Fortunately, my friend in Texas convinced me to begin making sausage at home. I complain constantly that the stuff I buy from the local stores is either tasteless or inconsistent in flavor. The sausages above are from a "breakfast" recipe she sent me. Delicious sausage! As I'm not one for faux breads made with anything but wheat, I decided cabbage leaves would serve as wrappers. I like cabbage so that works out quite well for me. I'm going to try collards and chard come warm weather. I'd like to grow as much of what I eat as I can.

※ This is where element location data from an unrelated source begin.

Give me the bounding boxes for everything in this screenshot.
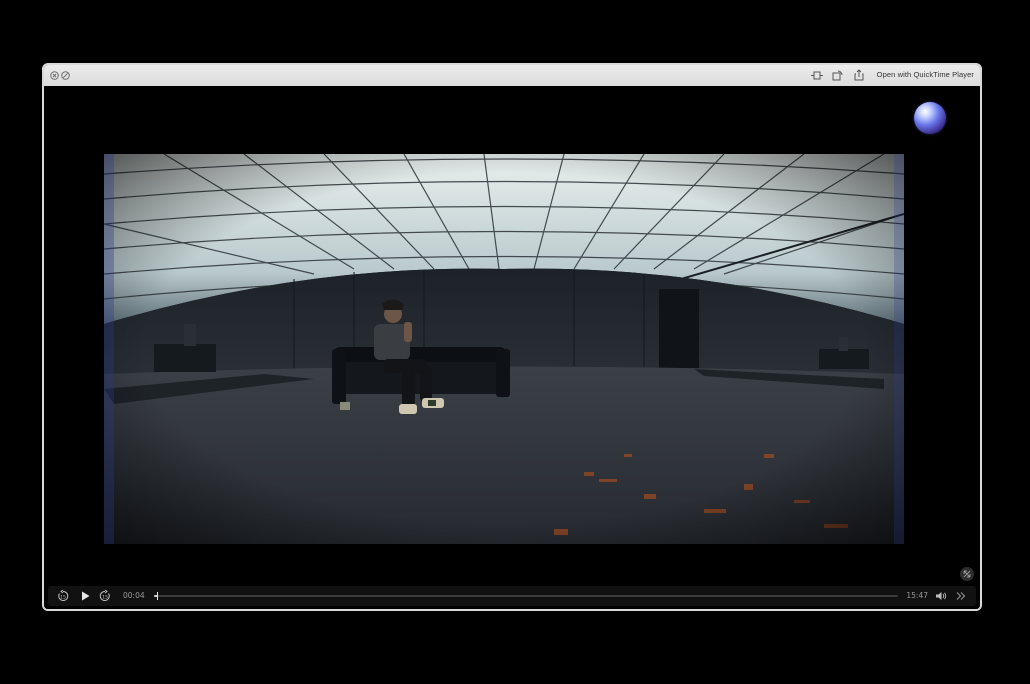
scrubber-handle[interactable] (156, 592, 159, 600)
open-with-quicktime-button[interactable]: Open with QuickTime Player (877, 70, 974, 79)
chevron-double-right-icon[interactable] (954, 589, 968, 603)
scrubber-track[interactable] (154, 592, 898, 600)
playback-controls: 15 15 00:04 15:47 (48, 586, 976, 606)
video-area[interactable]: 15 15 00:04 15:47 (44, 86, 980, 609)
play-button[interactable] (78, 589, 92, 603)
rotate-icon[interactable] (830, 69, 844, 82)
duration: 15:47 (906, 591, 928, 600)
trim-icon[interactable] (810, 69, 824, 82)
video-frame[interactable] (104, 154, 904, 544)
minimize-icon[interactable] (61, 71, 70, 80)
volume-icon[interactable] (934, 589, 948, 603)
skip-back-icon[interactable]: 15 (56, 589, 70, 603)
expand-icon[interactable] (960, 567, 974, 581)
sphere-icon (914, 102, 946, 134)
svg-text:15: 15 (60, 595, 66, 601)
preview-window: Open with QuickTime Player 15 15 00:04 1… (42, 63, 982, 611)
titlebar: Open with QuickTime Player (44, 65, 980, 87)
svg-text:15: 15 (102, 595, 108, 601)
share-icon[interactable] (852, 69, 866, 82)
close-icon[interactable] (50, 71, 59, 80)
current-time: 00:04 (123, 591, 145, 600)
skip-forward-icon[interactable]: 15 (98, 589, 112, 603)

I also play around with Asian rice noodles and bean threads so using the Asian rice noodle in place of traditional pasta wasn't a big step for me. (The rice/corn pasta that is supposed to be a substitute for wheat pasta is simply disgusting to me. I find there is no substitute for wheat!) I've been able to enjoy my tomato sauces over Asian rice noodles though as well as using the noodles in nontraditional lasagna, which I've found to be superior to traditional anyhow! (I use Alfredo sauces, and cheddar and Provolone cheeses, as well as whatever sausage recipe I'm playing with.)

Stepping away from the standards and exploring the available foods I'm finding or making has been a gift from the gods! Using a little psychology (very little, I haven't much of a mind to work with) I've managed to convince myself that wheat products are poisons that I find disgusting and deadly! I walk through the pasta, baking and bread aisles of the supermarket making the sign of the Cross and muttering "By the power of Christ I command you! Stay back!" Poor DW hisses at me to stop it, but it works. The smell of store bread sickens me and their pasta long ago stopped appealing to me.

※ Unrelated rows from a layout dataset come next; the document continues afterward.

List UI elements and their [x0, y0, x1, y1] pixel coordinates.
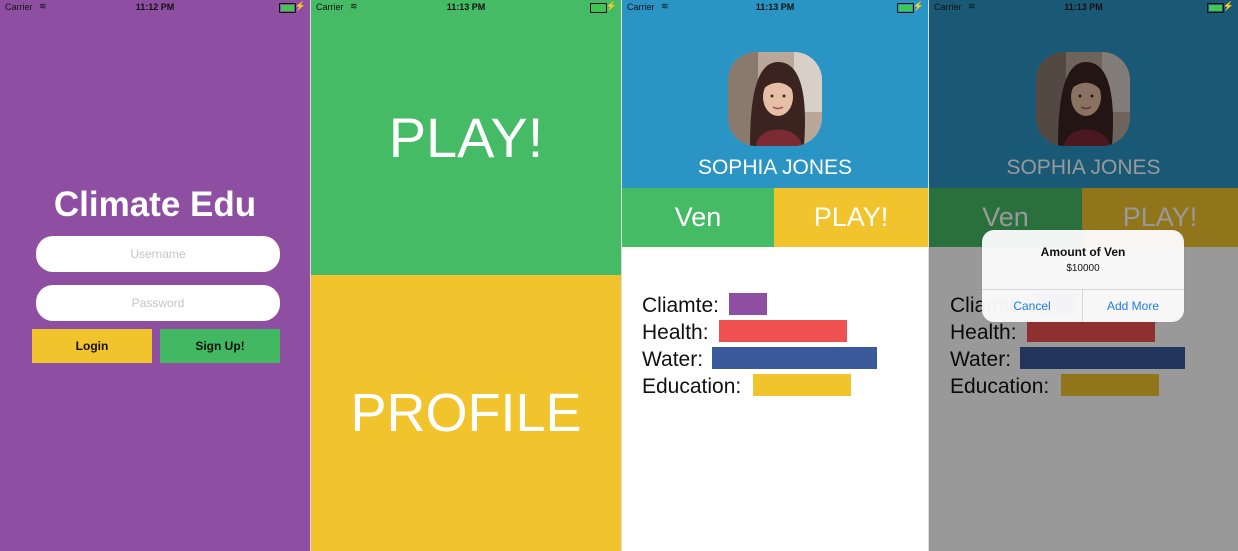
clock-time: 11:12 PM	[135, 2, 175, 12]
cancel-button[interactable]: Cancel	[982, 290, 1082, 322]
play-label: PLAY!	[813, 202, 889, 232]
signup-button[interactable]: Sign Up!	[160, 329, 280, 363]
charging-icon: ⚡	[605, 1, 617, 11]
clock-time: 11:13 PM	[755, 2, 795, 12]
menu-screen: Carrier ≋ 11:13 PM ⚡ PLAY! PROFILE	[311, 0, 621, 551]
battery-icon	[1207, 3, 1224, 13]
charging-icon: ⚡	[1222, 1, 1234, 11]
play-label: PLAY!	[388, 106, 544, 169]
profile-name: SOPHIA JONES	[697, 156, 853, 179]
charging-icon: ⚡	[294, 1, 306, 11]
clock-time: 11:13 PM	[446, 2, 486, 12]
password-field[interactable]	[36, 285, 280, 321]
status-bar: Carrier ≋ 11:13 PM ⚡	[311, 0, 621, 14]
battery-icon	[279, 3, 296, 13]
username-field[interactable]	[36, 236, 280, 272]
status-bar: Carrier ≋ 11:13 PM ⚡	[929, 0, 1238, 14]
stat-bar-health	[719, 320, 847, 342]
alert-dialog: Amount of Ven $10000 Cancel Add More	[982, 230, 1184, 322]
profile-screen: Carrier ≋ 11:13 PM ⚡ SOPHIA JONES Ven PL…	[622, 0, 928, 551]
play-button[interactable]: PLAY!	[774, 188, 928, 247]
login-button[interactable]: Login	[32, 329, 152, 363]
stat-label-water: Water:	[642, 348, 704, 371]
alert-title: Amount of Ven	[1040, 245, 1126, 259]
stat-label-education: Education:	[642, 375, 742, 398]
profile-alert-screen: Carrier ≋ 11:13 PM ⚡ SOPHIA JONES Ven PL…	[929, 0, 1238, 551]
battery-icon	[590, 3, 607, 13]
ven-label: Ven	[674, 202, 722, 232]
avatar	[728, 52, 822, 146]
play-button[interactable]: PLAY!	[311, 0, 621, 275]
alert-message: $10000	[1066, 263, 1100, 274]
ven-button[interactable]: Ven	[622, 188, 774, 247]
status-bar: Carrier ≋ 11:12 PM ⚡	[0, 0, 310, 14]
stat-label-climate: Cliamte:	[642, 294, 720, 317]
stat-bar-water	[712, 347, 877, 369]
charging-icon: ⚡	[912, 1, 924, 11]
add-more-button[interactable]: Add More	[1083, 290, 1183, 322]
status-bar: Carrier ≋ 11:13 PM ⚡	[622, 0, 928, 14]
stat-label-health: Health:	[642, 321, 709, 344]
profile-header: SOPHIA JONES	[622, 0, 928, 188]
stat-bar-education	[753, 374, 851, 396]
profile-label: PROFILE	[350, 383, 582, 443]
stat-bar-climate	[729, 293, 767, 315]
app-title: Climate Edu	[53, 185, 257, 224]
battery-icon	[897, 3, 914, 13]
profile-button[interactable]: PROFILE	[311, 275, 621, 551]
clock-time: 11:13 PM	[1064, 2, 1103, 12]
login-screen: Carrier ≋ 11:12 PM ⚡ Climate Edu Login S…	[0, 0, 310, 551]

DW thinks I've lost my mind. She might well be right. I have fresh egg/wheat noodles hanging in the kitchen. The fragrance is causing me to drool, but I have no desire to even taste them. My sinuses began to clog as I rolled the dough and I itch now that they are cut and hanging. But half of the noodles'll come off the rods and go into bags to be taken to the friend who gave me the eggs from her "run of the property" birds. The other half go to Florida, to a Net friend who loves them more than I ever did and I used to think fresh egg noodles walked on water!